The federal minimum wage is abominably low: $7.25 an hour, and an egregious $2.13 for tipped workers. Its earning power has eroded since its last hike in 2009.
Rather than simply right that wrong, as Republicans in Washington have shamefully failed to do, Democrats in the House of Representatives Thursday made a strong statement — $15 nationwide by 2025 — that risks weakening job markets in places that can ill-afford the setback.
Here in New York City, where the cost of living is high and so are median incomes, the minimum wage is already $15 — except for small businesses, which catch up at year’s end. It’ll get to that level on Long Island and in Westchester by 2021, and around the rest of the state at a later date.
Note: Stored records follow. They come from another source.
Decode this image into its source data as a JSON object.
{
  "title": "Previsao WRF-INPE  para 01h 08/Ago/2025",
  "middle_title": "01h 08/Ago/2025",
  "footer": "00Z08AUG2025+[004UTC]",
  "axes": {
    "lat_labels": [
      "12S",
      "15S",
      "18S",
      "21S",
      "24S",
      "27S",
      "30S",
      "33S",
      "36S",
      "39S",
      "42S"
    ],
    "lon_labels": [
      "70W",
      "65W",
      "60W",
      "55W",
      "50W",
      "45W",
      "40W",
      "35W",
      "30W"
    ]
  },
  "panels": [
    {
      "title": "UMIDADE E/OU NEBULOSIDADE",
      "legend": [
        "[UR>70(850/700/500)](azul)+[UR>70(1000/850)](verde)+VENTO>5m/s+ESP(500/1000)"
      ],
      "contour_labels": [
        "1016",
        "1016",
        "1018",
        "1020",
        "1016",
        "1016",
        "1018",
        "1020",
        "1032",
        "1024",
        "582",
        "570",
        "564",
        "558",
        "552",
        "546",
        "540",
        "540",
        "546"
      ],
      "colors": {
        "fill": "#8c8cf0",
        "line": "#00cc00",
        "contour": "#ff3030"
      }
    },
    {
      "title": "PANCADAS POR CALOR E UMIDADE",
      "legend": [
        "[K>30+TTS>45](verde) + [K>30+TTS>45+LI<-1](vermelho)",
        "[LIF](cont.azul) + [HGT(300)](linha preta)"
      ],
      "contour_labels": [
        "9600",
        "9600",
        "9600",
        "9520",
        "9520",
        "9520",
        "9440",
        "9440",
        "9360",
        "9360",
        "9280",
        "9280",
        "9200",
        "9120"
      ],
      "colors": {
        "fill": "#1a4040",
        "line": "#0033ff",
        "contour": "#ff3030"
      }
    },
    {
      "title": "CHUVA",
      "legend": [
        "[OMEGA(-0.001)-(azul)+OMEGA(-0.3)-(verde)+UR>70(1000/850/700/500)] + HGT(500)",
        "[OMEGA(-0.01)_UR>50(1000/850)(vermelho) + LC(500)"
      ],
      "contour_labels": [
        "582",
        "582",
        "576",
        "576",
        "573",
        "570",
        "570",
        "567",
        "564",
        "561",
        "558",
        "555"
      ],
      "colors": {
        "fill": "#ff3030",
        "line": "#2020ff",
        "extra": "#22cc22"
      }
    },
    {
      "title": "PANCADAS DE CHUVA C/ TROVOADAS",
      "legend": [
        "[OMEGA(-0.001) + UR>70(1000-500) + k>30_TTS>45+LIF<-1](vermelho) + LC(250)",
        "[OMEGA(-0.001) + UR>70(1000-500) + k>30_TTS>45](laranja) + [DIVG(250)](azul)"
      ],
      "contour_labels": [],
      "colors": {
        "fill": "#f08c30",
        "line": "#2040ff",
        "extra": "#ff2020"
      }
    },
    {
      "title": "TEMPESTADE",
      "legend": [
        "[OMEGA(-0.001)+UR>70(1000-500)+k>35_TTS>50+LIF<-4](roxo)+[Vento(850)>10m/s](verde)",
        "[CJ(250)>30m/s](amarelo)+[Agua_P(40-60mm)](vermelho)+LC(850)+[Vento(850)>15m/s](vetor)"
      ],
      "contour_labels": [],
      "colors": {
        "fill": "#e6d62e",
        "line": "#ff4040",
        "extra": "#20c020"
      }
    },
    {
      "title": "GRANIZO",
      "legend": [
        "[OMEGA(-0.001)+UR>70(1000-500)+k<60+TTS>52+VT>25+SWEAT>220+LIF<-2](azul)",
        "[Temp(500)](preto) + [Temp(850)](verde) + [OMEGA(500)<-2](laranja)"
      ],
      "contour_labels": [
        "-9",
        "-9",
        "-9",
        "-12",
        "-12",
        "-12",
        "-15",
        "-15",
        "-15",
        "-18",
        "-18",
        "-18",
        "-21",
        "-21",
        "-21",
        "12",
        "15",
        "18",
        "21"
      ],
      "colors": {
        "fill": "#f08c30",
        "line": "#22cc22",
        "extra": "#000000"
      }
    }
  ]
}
Well and good, as are hikes putting wages on track to $15 in six other states and the District of Columbia, where about a third of American workers reside.
But just as $150,000 in Manhattan isn’t $150,000 in Montana or Alabama or Arkansas, $15 isn’t equivalent here and there. Costs of living and median incomes vary radically.
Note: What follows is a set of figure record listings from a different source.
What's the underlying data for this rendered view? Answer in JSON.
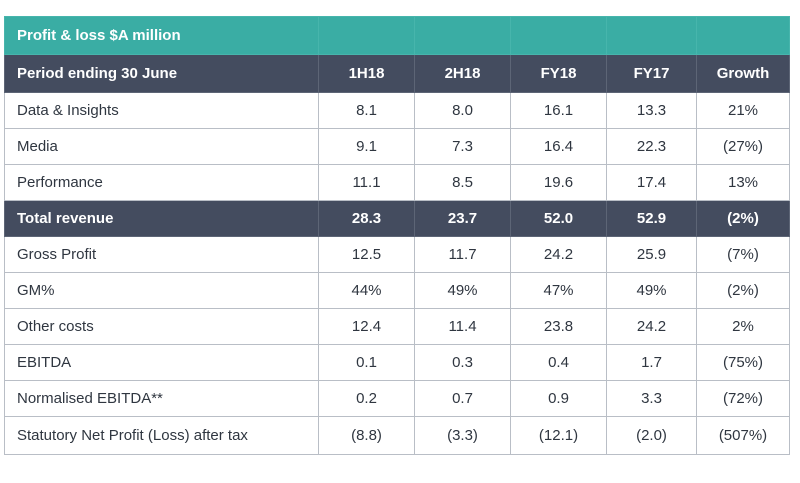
{
  "title": "Profit & loss $A million",
  "header": {
    "label": "Period ending 30 June",
    "columns": [
      "1H18",
      "2H18",
      "FY18",
      "FY17",
      "Growth"
    ]
  },
  "rows": [
    {
      "label": "Data & Insights",
      "values": [
        "8.1",
        "8.0",
        "16.1",
        "13.3",
        "21%"
      ],
      "total": false
    },
    {
      "label": "Media",
      "values": [
        "9.1",
        "7.3",
        "16.4",
        "22.3",
        "(27%)"
      ],
      "total": false
    },
    {
      "label": "Performance",
      "values": [
        "11.1",
        "8.5",
        "19.6",
        "17.4",
        "13%"
      ],
      "total": false
    },
    {
      "label": "Total revenue",
      "values": [
        "28.3",
        "23.7",
        "52.0",
        "52.9",
        "(2%)"
      ],
      "total": true
    },
    {
      "label": "Gross Profit",
      "values": [
        "12.5",
        "11.7",
        "24.2",
        "25.9",
        "(7%)"
      ],
      "total": false
    },
    {
      "label": "GM%",
      "values": [
        "44%",
        "49%",
        "47%",
        "49%",
        "(2%)"
      ],
      "total": false
    },
    {
      "label": "Other costs",
      "values": [
        "12.4",
        "11.4",
        "23.8",
        "24.2",
        "2%"
      ],
      "total": false
    },
    {
      "label": "EBITDA",
      "values": [
        "0.1",
        "0.3",
        "0.4",
        "1.7",
        "(75%)"
      ],
      "total": false
    },
    {
      "label": "Normalised EBITDA**",
      "values": [
        "0.2",
        "0.7",
        "0.9",
        "3.3",
        "(72%)"
      ],
      "total": false
    },
    {
      "label": "Statutory Net Profit (Loss) after tax",
      "values": [
        "(8.8)",
        "(3.3)",
        "(12.1)",
        "(2.0)",
        "(507%)"
      ],
      "total": false
    }
  ],
  "colors": {
    "title_bg": "#3aada4",
    "header_bg": "#444c5f",
    "border": "#b9bec6"
  }
}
Fifteen dollars an hour is approaching the median hourly wage in some parts of the country.
In Puerto Rico, an outlier, it is higher than the current median wage.
An educated guess by the nonpartisan Congressional Budget Office released this week projects that setting a uniform $15 minimum would increase the take-home pay of about 17 million people, lift 1.3 million out of poverty — and trigger job losses of 1.3 million people (up to 3.7 million, in fact).
Why not set minimums that are sensitive to regional economies, then index those wage levels to inflation, just as different parts of New York State are on different tracks?
Because, we assume, that doesn’t fit on a bumper sticker.